Si la République islamique d’Iran reste très fragile sur le front intérieur, elle a su renforcer sa posture et son influence à l’extérieur, puisqu’elle s’impose désormais comme un acteur incontournable, reconnu comme tel par ses voisins et ses rivaux.

Le souci majeur de la République islamique consiste à demeurer indépendante (tant des Occidentaux que de la Chine et de la Russie, avec laquelle elle coopère étroitement) et à tenir à distance tous ses rivaux via une stratégie de dissuasion asymétrique et conventionnelle efficace, qui n’empêche pas la poursuite d’une confrontation clandestine avec les États-Unis, Israël, l’Arabie saoudite et les Émirats arabes unis. Pour ce faire, l’Iran s’est doté d’une industrie d’armement efficace pour copier et améliorer les matériels existants, mais qui ne lui permet pas encore de concevoir des armements radicalement nouveaux, sauf dans le domaine des missiles balistiques et des drones. 

Une structure bicéphale

Sur le plan militaire, la République islamique s’est dotée de deux armées parallèles et complémentaires (voir tableau page suivante). D’une part, le corps des Gardiens de la révolution (le Sepah — littéralement la « Légion » — : les fameux Pasdaran) chargé de garantir la survie du régime, d’où son éparpillement dans les provinces et les principales villes du pays. Cette garde prétorienne fortement idéologisée, responsable de la défense des sites les plus sensibles (nucléaires, balistiques et liés au pouvoir), capte l’essentiel du budget militaire, les conscrits les mieux éduqués, l’intégralité des missiles balistiques, de même que les armements les moins anciens ; elle dispose en outre d’un vaste réservoir de forces à travers le corps des bassidjis. D’autre part, l’Armée régulière (Artesh) est chargée d’assurer la défense de frontières, de l’espace aérien et des approches maritimes. Le service militaire est censé y être plus rude, l’entraînement plus dur, les conditions de vie plus spartiates, mais l’efficacité plus grande. Ses matériels très largement obsolètes limitent toutefois ses capacités offensives. 

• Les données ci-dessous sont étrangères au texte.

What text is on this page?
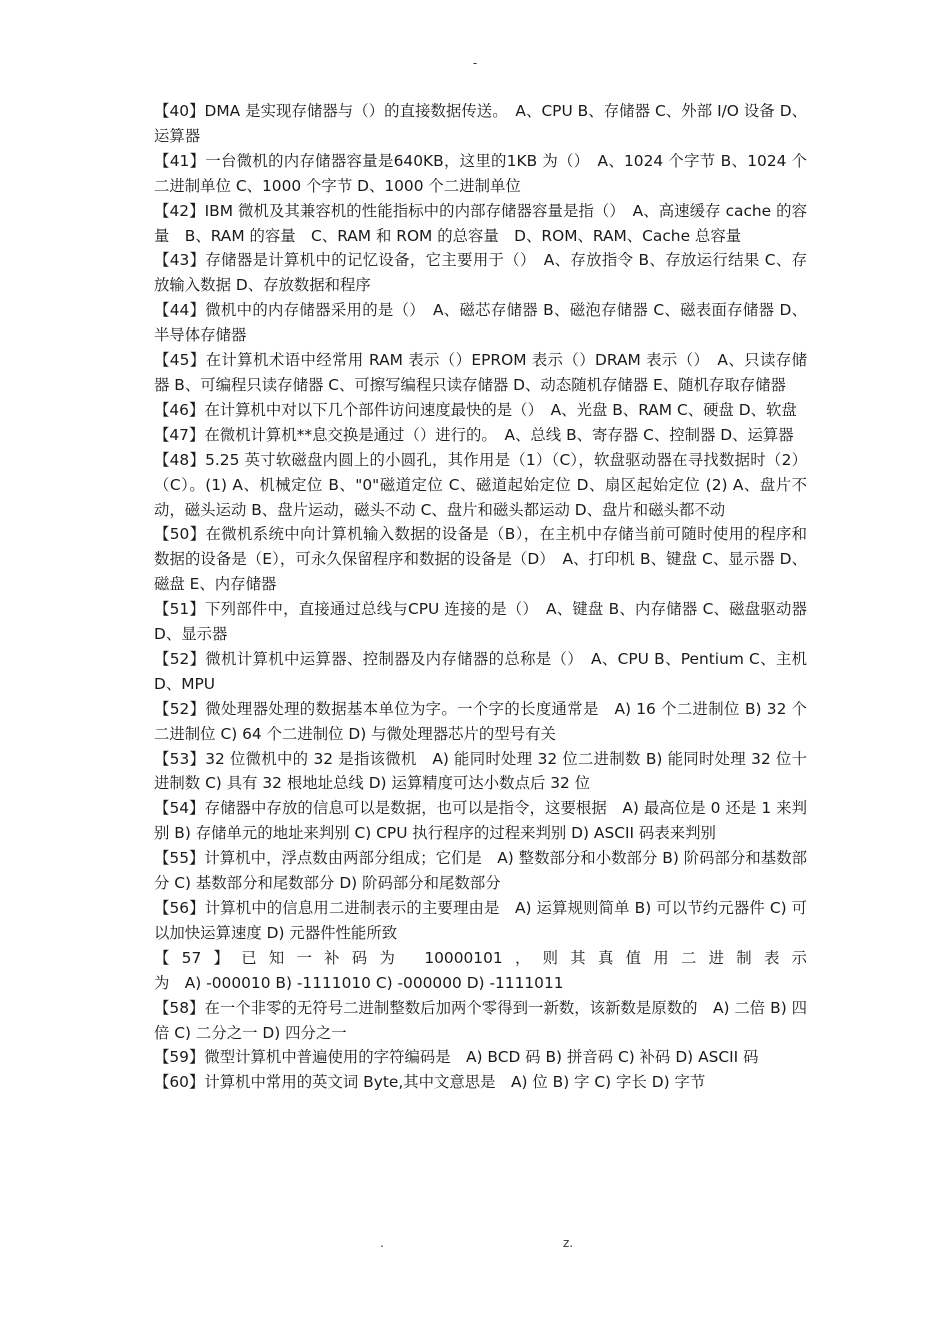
-

【40】DMA 是实现存储器与（）的直接数据传送。　A、CPU B、存储器 C、外部 I/O 设备 D、运算器

【41】一台微机的内存储器容量是640KB，这里的1KB 为（）　A、1024 个字节 B、1024 个二进制单位 C、1000 个字节 D、1000 个二进制单位

【42】IBM 微机及其兼容机的性能指标中的内部存储器容量是指（）　A、高速缓存 cache 的容量　B、RAM 的容量　C、RAM 和 ROM 的总容量　D、ROM、RAM、Cache 总容量

【43】存储器是计算机中的记忆设备，它主要用于（）　A、存放指令 B、存放运行结果 C、存放输入数据 D、存放数据和程序

【44】微机中的内存储器采用的是（）　A、磁芯存储器 B、磁泡存储器 C、磁表面存储器 D、半导体存储器

【45】在计算机术语中经常用 RAM 表示（）EPROM 表示（）DRAM 表示（）　A、只读存储器 B、可编程只读存储器 C、可擦写编程只读存储器 D、动态随机存储器 E、随机存取存储器

【46】在计算机中对以下几个部件访问速度最快的是（）　A、光盘 B、RAM C、硬盘 D、软盘

【47】在微机计算机**息交换是通过（）进行的。　A、总线 B、寄存器 C、控制器 D、运算器

【48】5.25 英寸软磁盘内圆上的小圆孔，其作用是（1）（C），软盘驱动器在寻找数据时（2）（C）。(1) A、机械定位 B、"0"磁道定位 C、磁道起始定位 D、扇区起始定位 (2) A、盘片不动，磁头运动 B、盘片运动，磁头不动 C、盘片和磁头都运动 D、盘片和磁头都不动

【50】在微机系统中向计算机输入数据的设备是（B），在主机中存储当前可随时使用的程序和数据的设备是（E），可永久保留程序和数据的设备是（D）　A、打印机 B、键盘 C、显示器 D、磁盘 E、内存储器

【51】下列部件中，直接通过总线与CPU 连接的是（）　A、键盘 B、内存储器 C、磁盘驱动器 D、显示器

【52】微机计算机中运算器、控制器及内存储器的总称是（）　A、CPU B、Pentium C、主机 D、MPU

【52】微处理器处理的数据基本单位为字。一个字的长度通常是　A) 16 个二进制位 B) 32 个二进制位 C) 64 个二进制位 D) 与微处理器芯片的型号有关

【53】32 位微机中的 32 是指该微机　A) 能同时处理 32 位二进制数 B) 能同时处理 32 位十进制数 C) 具有 32 根地址总线 D) 运算精度可达小数点后 32 位

【54】存储器中存放的信息可以是数据，也可以是指令，这要根据　A) 最高位是 0 还是 1 来判别 B) 存储单元的地址来判别 C) CPU 执行程序的过程来判别 D) ASCII 码表来判别

【55】计算机中，浮点数由两部分组成；它们是　A) 整数部分和小数部分 B) 阶码部分和基数部分 C) 基数部分和尾数部分 D) 阶码部分和尾数部分

【56】计算机中的信息用二进制表示的主要理由是　A) 运算规则简单 B) 可以节约元器件 C) 可以加快运算速度 D) 元器件性能所致

【57】已知一补码为 10000101，则其真值用二进制表示

为　A) -000010 B) -1111010 C) -000000 D) -1111011

【58】在一个非零的无符号二进制整数后加两个零得到一新数，该新数是原数的　A) 二倍 B) 四倍 C) 二分之一 D) 四分之一

【59】微型计算机中普遍使用的字符编码是　A) BCD 码 B) 拼音码 C) 补码 D) ASCII 码

【60】计算机中常用的英文词 Byte,其中文意思是　A) 位 B) 字 C) 字长 D) 字节

.	z.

À ces deux armées parallèles s’ajoutent les gardes-frontières chargés de protéger les points de passage avec les sept pays limitrophes, mais aussi de lutter contre les trafics en tous genres, et plus particulièrement les trafiquants de drogue venant d’Afghanistan et du Pakistan. 

Des vulnérabilités structurelles 

La coexistence de deux forces armées parallèles est source de rivalités et de frictions, même si les Gardiens de la révolution gardent la haute main sur les décisions financières et stratégiques, notamment l’attribution des armements les plus modernes (drones et missiles). Les postes clés, notamment autour du chef d’état-major des armées, sont trustés par des pasdarans. Le ministre de la Défense et ses services, confiés à des généraux de l’armée régulière, sont cantonnés dans un rôle organisationnel et logistique. Les responsables de l’armée régulière fustigent régulièrement le manque de professionnalisme de certaines unités de pasdarans (comme lors de la destruction par erreur du Boeing d’Ukraine International Airlines le 8 janvier 2020), notamment lors de l’assassinat de scientifiques iraniens attribués aux services secrets américains et israéliens. De leur côté, les pasdarans se méfient des forces aériennes à l’origine de deux tentatives de coup d’État au début de la révolution islamique (1). 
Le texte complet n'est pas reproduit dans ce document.